The distribution of values in many data sets can be effectively summarised by a few numerical values called summary statistics. In this section we describe a graphical display that is based on five summary statistics called the 5-number summary.

Box plot

The box plot of a batch of values displays these five values graphically.

A box plot therefore splits the data set into four quarters with (approximately) equal numbers of values.

The diagram below shows a batch of values as a jittered dot plot and a box plot.

Click on the different parts of the box plot to display the proportion of values in the batch in the different intervals, and to verify that the box plot does indeed split the batch into quarters.

Details

We have skipped over some details in our description of the median and quantiles. You should usually rely on a computer to evaluate the median and quartiles, so a precise definition is not strictly necessary. The idea of splitting the data into 4 equal-sized groups allows you to interpret the shape of box plots.

(For further details, see the General Version of CAST for Students.)

Box plots and histograms

It is instructive to consider how the median and quartiles relate to a histogram of a data set.
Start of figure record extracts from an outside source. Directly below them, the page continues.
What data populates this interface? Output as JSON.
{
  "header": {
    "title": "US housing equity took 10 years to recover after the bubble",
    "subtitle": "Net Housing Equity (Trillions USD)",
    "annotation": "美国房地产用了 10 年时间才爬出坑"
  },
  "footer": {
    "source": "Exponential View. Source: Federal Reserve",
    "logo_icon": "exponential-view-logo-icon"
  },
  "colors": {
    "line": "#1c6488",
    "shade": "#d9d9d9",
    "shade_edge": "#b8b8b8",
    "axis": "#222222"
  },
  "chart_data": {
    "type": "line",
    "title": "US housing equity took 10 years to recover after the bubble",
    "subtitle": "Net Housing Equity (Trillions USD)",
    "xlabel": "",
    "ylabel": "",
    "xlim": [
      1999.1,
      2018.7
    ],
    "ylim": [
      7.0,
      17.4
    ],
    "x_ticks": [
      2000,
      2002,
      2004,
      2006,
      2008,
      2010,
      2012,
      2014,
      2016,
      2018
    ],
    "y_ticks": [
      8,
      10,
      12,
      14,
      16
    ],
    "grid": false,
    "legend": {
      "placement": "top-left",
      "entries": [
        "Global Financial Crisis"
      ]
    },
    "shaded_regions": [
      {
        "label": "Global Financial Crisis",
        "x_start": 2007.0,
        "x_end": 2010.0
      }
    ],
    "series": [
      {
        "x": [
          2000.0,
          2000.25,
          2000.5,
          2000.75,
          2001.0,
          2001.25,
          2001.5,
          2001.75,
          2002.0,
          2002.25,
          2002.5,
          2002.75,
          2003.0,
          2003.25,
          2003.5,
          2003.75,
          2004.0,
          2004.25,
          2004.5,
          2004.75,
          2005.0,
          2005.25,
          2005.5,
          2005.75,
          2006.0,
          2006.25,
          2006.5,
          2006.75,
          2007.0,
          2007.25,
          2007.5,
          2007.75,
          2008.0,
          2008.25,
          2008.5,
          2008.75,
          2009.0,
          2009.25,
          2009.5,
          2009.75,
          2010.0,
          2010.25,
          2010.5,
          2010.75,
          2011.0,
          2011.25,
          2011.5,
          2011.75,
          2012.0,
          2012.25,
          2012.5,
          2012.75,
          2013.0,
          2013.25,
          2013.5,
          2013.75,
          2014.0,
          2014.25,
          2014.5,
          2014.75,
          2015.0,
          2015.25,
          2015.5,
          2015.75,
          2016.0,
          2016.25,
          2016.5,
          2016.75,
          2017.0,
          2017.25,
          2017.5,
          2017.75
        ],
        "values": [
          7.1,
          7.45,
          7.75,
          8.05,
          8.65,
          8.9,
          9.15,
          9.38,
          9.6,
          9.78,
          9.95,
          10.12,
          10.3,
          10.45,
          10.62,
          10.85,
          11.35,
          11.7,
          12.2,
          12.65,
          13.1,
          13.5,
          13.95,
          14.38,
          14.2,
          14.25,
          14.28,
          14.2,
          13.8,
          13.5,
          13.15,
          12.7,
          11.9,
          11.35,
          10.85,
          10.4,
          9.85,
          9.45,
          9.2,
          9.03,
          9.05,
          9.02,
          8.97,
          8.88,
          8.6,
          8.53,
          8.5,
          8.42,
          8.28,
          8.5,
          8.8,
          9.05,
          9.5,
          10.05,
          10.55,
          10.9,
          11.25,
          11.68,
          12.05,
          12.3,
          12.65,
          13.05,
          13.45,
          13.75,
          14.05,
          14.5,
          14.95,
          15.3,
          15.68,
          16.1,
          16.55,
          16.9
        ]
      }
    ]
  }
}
The data set is split into quarters by the median and quartiles, so each section of the box plot contains equal numbers of data values and therefore has relative frequency 1/4. Since histogram area is proportional to relative frequency, the median and quartiles split the histogram into four equal areas.

Although this result does not hold exactly if the median and quartiles do not coincide with class boundaries, the median and quartiles always approximately split a histogram into equal areas.

The diagram below shows the box plot of a symmetric distribution under the corresponding histogram.

Use the pop-up menu to change the shape of the underlying distribution. Observe that the histogram is split into four equal areas, corresponding to the median and quartiles of the distribution, and therefore the sections of the box plot.

Change the extremes, median and quartiles by dragging them on the diagram. Observe how the histogram shape reflects their values — when any two are close together, the density must be high (since the corresponding histogram area is always a quarter of the total area.

What does a box plot tell you about the distribution?

Centre
The vertical line inside the box (the median) gives an indication of the centre of the distribution.
Spread
The width of the box (the interquartile range) gives an indication of the spread of values in the distribution.
Shape
High density corresponds to adjacent box plot values being close together. In particular, if the extreme and quartile on one side are closer to the median than the extreme and quartile on the other side, this shows that the distribution is skew.

The diagram below shows the jittered dot plot and box plot of a batch of 100 values.

From any box plot, you should now have a reasonable impression of the distribution of values, and should be able to sketch the corresponding histogram.